Civil rights activists and human rights lawyers Monday demanded that Nigeria arrest Sudanese leader Omar al-Bashir and deliver him to the International Criminal Court to stand trial for crimes in Darfur.

President Goodluck Jonathan was urged "to support the demand by the international community for justice for the victims of genocide and war crimes," by the Socio-Economic Rights and Accountability Project.

Human rights lawyers are going to court to argue for an order to force the arrest, said Chino Obiagwu of Nigeria's Legal Defense and Assistance Project.

Human Rights Watch was contacting diplomats to add to the pressure. They are urging Nigeria's international partners "to signal that Nigeria should show leadership and not host ICC fugitive Bashir," said Elise Keppler of the New York-based organization's International Justice Program.

Nigeria is a member of the International Criminal Court and "has international legal obligations to ensure that this country does not become a safe haven for alleged perpetrators of crimes under international law like al-Bashir," said Adetokunbo Mumuni, executive director of the rights and accountability project.

A failure to arrest al-Bashir could have "huge legal ramifications" and lead to sanctions by the U.N. Security Council, he warned, though Chad and Djibouti have welcomed al-Bashir in the past year without suffering any consequences.

Human Rights Watch said Nigeria's stand is "a stark contrast" to that taken by most African countries.

South Africa, Malawi, Uganda, Kenya, Zambia, and Central Africa Republic "have specifically made clear Bashir will be arrested on their territory, seen to it that other Sudanese officials visit instead of Bashir, relocated conferences or otherwise avoided his visits," said Obiagwu, who also heads the Nigerian Coalition on the International Criminal Court.

The International Criminal Court in The Hague indicted the Sudanese leader in 2009 and 2010 for crimes including extermination, forcible transfer of population, torture and rape.
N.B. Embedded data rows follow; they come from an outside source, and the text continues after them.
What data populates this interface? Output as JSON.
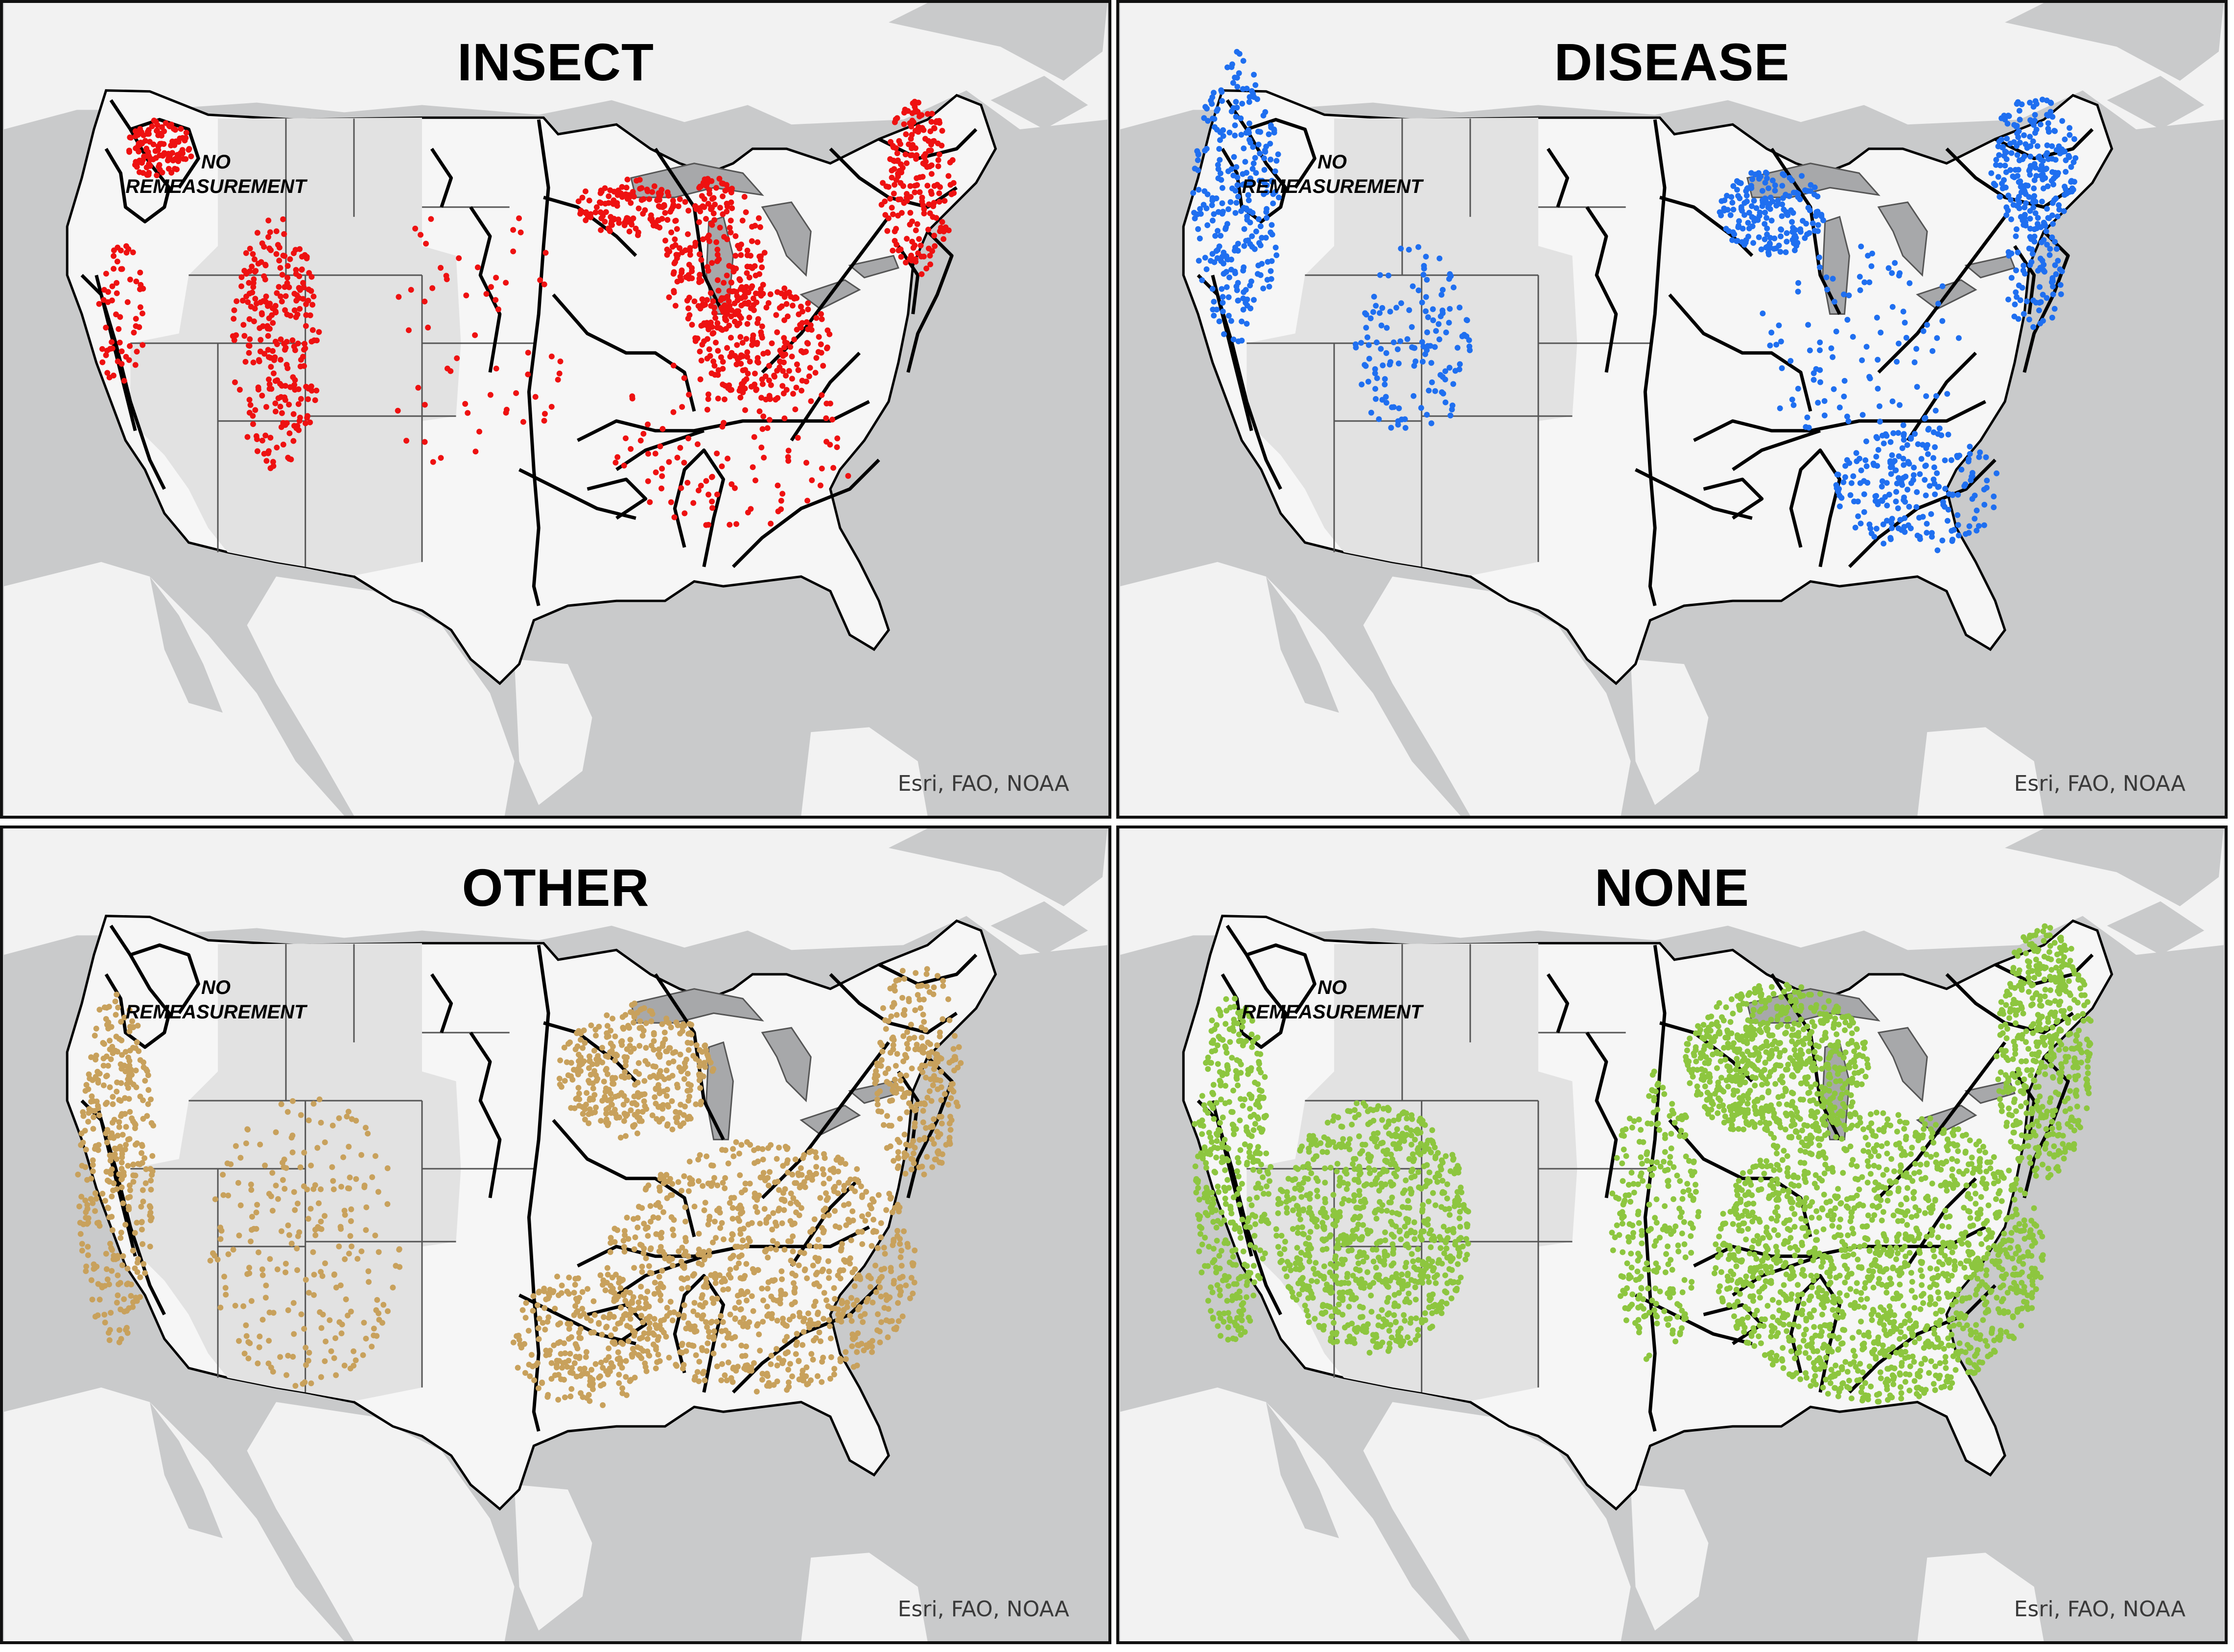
{
  "figure": {
    "panels": [
      {
        "title": "INSECT",
        "dot_color": "#ee1111",
        "hot_spots": "west-central mountains, upper midwest, northeast"
      },
      {
        "title": "DISEASE",
        "dot_color": "#1f6ff0",
        "hot_spots": "northwest, upper midwest, northeast, southeast"
      },
      {
        "title": "OTHER",
        "dot_color": "#c8a15c",
        "hot_spots": "east and west, sparse interior west"
      },
      {
        "title": "NONE",
        "dot_color": "#8dc63f",
        "hot_spots": "dense everywhere except great plains"
      }
    ],
    "no_remeasurement_label_line1": "NO",
    "no_remeasurement_label_line2": "REMEASUREMENT",
    "credit": "Esri, FAO, NOAA"
  },
  "colors": {
    "ocean": "#c9cacb",
    "land_outside_us": "#f2f2f2",
    "us_land": "#f5f5f5",
    "no_remeasurement_region": "#e1e1e1",
    "lakes": "#a7a8aa",
    "ecoregion_lines": "#000000"
  }
}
He was the first sitting African head of state to be indicted by the court.

Al-Bashir arrived in Nigeria on Sunday to a red carpet welcome with full military honors. He is here to attend a health summit of the African Union, which has told its 53 members not to cooperate with the ICC. Some Africans argue that the European-based court is racist in its targeting of Africans.

Nigeria may cite that as an excuse for allowing al-Bashir's visit. No Nigerian officials could immediately be reached for comment. The president and all senior Cabinet ministers arrived home Sunday from a weeklong trip to China.